Long days spent at Alton Towers and LegoLand can be boring, or so US hedge fund ValueAct, owner of a 9.3% stake in global theme park operator Merlin Entertainments, feels. The Americans have been hanging around since 2017 and want to see some action in a share price that, unlike the rollercoasters, has barely gone up or down.

“Merlin should evaluate a public-to-private transaction”, declares ValueAct in an open letter to the board. OK, but whose buyout proposal does it think Merlin is resisting?

It doesn’t. ValueAct merely “believes” there could be interest. Merlin was backed by buyout barons before it floated in 2013, so the idea isn’t entirely fanciful. But until somebody bangs on the door with a proposal, the directors are under no obligation to waste time playing games of imaginary deal-making.

Indeed, ValueAct has probably sent its letter to the wrong people.
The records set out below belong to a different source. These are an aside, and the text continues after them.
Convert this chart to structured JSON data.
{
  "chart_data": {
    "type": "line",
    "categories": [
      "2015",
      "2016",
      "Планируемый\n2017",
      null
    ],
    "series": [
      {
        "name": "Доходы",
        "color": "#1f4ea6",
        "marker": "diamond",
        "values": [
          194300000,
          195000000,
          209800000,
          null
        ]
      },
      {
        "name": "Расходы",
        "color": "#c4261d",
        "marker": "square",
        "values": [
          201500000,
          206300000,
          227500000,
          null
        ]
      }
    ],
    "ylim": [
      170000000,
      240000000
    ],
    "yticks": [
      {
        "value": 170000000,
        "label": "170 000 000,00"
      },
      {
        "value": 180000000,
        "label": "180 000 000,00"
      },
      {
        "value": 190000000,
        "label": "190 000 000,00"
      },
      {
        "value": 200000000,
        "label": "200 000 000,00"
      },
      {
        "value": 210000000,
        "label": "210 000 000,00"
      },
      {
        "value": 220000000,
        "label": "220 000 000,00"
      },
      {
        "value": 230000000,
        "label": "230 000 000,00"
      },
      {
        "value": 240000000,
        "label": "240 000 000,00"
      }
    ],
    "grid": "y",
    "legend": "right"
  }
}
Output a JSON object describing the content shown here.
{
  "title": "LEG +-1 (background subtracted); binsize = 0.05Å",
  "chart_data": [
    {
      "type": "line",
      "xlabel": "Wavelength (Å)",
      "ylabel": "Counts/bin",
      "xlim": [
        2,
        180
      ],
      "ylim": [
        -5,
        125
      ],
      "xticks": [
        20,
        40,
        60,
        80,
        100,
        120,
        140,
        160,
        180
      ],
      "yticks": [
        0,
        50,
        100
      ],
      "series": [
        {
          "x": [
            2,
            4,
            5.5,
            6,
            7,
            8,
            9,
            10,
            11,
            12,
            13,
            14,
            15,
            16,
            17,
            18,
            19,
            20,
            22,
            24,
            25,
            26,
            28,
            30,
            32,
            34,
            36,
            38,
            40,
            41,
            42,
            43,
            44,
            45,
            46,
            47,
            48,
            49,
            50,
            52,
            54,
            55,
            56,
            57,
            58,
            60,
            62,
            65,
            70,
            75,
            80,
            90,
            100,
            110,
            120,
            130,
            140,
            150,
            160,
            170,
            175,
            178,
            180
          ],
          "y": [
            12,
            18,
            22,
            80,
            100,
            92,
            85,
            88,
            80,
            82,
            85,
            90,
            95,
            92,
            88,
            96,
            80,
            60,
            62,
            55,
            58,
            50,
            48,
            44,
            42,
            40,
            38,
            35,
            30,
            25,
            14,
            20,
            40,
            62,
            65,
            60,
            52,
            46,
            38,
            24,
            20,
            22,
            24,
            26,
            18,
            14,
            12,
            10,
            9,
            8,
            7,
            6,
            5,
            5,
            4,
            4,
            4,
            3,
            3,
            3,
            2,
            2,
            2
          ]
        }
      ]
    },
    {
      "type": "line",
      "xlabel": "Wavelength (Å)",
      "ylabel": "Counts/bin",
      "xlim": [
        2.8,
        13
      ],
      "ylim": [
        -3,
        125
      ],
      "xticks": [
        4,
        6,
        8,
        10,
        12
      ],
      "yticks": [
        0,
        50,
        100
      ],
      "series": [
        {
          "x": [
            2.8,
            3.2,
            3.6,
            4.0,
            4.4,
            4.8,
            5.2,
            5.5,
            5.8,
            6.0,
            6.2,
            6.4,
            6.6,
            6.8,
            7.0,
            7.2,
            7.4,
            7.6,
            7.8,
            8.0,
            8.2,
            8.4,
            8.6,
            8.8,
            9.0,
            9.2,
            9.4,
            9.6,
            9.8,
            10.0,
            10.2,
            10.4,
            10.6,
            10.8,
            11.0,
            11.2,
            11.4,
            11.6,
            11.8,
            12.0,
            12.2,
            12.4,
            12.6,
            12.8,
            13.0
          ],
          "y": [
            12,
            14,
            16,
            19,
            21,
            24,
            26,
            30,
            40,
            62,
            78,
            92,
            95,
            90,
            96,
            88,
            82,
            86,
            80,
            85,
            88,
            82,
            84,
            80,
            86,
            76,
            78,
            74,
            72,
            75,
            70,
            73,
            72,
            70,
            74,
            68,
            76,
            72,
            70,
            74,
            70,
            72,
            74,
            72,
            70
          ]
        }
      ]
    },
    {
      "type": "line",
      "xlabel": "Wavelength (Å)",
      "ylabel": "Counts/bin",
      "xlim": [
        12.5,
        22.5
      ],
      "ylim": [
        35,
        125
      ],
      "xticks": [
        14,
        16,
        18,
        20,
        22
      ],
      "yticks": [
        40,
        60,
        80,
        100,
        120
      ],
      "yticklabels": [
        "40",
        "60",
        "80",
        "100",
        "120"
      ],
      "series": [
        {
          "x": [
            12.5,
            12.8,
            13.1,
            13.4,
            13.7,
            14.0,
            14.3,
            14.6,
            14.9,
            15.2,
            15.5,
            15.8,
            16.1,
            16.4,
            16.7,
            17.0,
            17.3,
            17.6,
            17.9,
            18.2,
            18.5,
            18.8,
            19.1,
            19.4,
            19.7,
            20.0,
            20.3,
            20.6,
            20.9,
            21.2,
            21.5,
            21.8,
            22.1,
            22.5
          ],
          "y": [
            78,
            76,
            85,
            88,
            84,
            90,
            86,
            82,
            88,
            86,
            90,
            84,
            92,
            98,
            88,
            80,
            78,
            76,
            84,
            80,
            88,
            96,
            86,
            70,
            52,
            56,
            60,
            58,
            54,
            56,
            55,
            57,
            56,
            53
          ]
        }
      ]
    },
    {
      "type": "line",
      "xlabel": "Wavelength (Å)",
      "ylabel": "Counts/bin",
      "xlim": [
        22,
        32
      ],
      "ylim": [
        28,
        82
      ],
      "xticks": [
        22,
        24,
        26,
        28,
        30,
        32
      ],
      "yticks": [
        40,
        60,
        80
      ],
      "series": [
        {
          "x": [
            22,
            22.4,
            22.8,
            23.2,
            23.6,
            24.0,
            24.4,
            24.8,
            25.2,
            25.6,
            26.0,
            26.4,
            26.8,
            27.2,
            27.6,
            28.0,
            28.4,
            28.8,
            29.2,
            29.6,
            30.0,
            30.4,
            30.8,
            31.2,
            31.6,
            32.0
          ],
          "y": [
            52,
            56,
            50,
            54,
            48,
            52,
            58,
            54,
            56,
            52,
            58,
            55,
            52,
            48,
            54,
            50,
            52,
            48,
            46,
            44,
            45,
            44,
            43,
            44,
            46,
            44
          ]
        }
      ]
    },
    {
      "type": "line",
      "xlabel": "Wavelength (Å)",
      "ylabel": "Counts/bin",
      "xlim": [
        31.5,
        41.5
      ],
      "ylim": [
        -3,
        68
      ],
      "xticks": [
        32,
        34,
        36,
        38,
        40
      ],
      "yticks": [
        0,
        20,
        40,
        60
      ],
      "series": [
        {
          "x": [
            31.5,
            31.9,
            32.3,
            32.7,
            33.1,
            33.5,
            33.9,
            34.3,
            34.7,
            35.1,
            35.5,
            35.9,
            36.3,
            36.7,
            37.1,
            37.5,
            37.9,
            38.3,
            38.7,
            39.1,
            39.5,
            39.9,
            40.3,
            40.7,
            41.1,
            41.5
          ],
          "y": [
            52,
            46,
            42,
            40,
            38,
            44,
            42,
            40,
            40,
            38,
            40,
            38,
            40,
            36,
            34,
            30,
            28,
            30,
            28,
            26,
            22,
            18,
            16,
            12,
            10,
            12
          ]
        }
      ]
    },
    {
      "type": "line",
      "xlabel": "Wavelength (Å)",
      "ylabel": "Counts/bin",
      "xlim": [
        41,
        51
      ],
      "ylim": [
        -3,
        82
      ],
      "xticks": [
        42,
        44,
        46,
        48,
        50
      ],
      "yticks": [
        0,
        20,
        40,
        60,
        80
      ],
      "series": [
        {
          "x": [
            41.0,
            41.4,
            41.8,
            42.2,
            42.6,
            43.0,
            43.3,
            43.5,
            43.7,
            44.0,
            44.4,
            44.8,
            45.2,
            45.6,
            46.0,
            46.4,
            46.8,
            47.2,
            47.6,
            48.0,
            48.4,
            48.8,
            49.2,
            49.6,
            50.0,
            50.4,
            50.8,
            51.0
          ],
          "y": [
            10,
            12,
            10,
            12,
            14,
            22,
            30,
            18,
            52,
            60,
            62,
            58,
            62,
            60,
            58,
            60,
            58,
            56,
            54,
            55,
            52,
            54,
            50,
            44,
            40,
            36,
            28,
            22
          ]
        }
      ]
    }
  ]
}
The family behind the Lego fortune own 30% of Merlin, and not much can happen without a nod from Denmark.

In the meantime, the job of the Merlin bosses is to run the business. On that score, even ValueAct likes what it sees. It agrees with Merlin’s strategy and thinks the new theme parks will yield high returns on capital. It just fears it will take “several years for Merlin to be appropriately valued by public shareholders”.

In other words, the letter is merely an extended bleat about the current share price. Come on, you’re a fund that boasts about “investing for the long term”. If you do, and if you really think Merlin is worth £1bn more than the current £3.5bn market value, then buy some more shares and wait for the higher valuation to emerge. Or organise a bid yourself. Alternatively, refrain from writing pointless letters.

The Greens will have to listen to the Pensions Regulator

“We do not consider the proposals are sufficient to ensure that members of the [pension] scheme are adequately protected.” So says the Pensions Regulator about Sir Philip Green’s planned restructuring of his wife’s Arcadia empire. Since the regulator has formal powers to force the company to ensure that its pensions are properly funded, that’s serious.

It’s hard to tell if the problem is the size of proposed payments or the fact that Monaco-based Lady Green, as opposed to Arcadia, would be responsible for £100m. Either way, the Greens will have to do better. There’s little point trying to sweet-talk the landlords if the Pensions Regulator says no.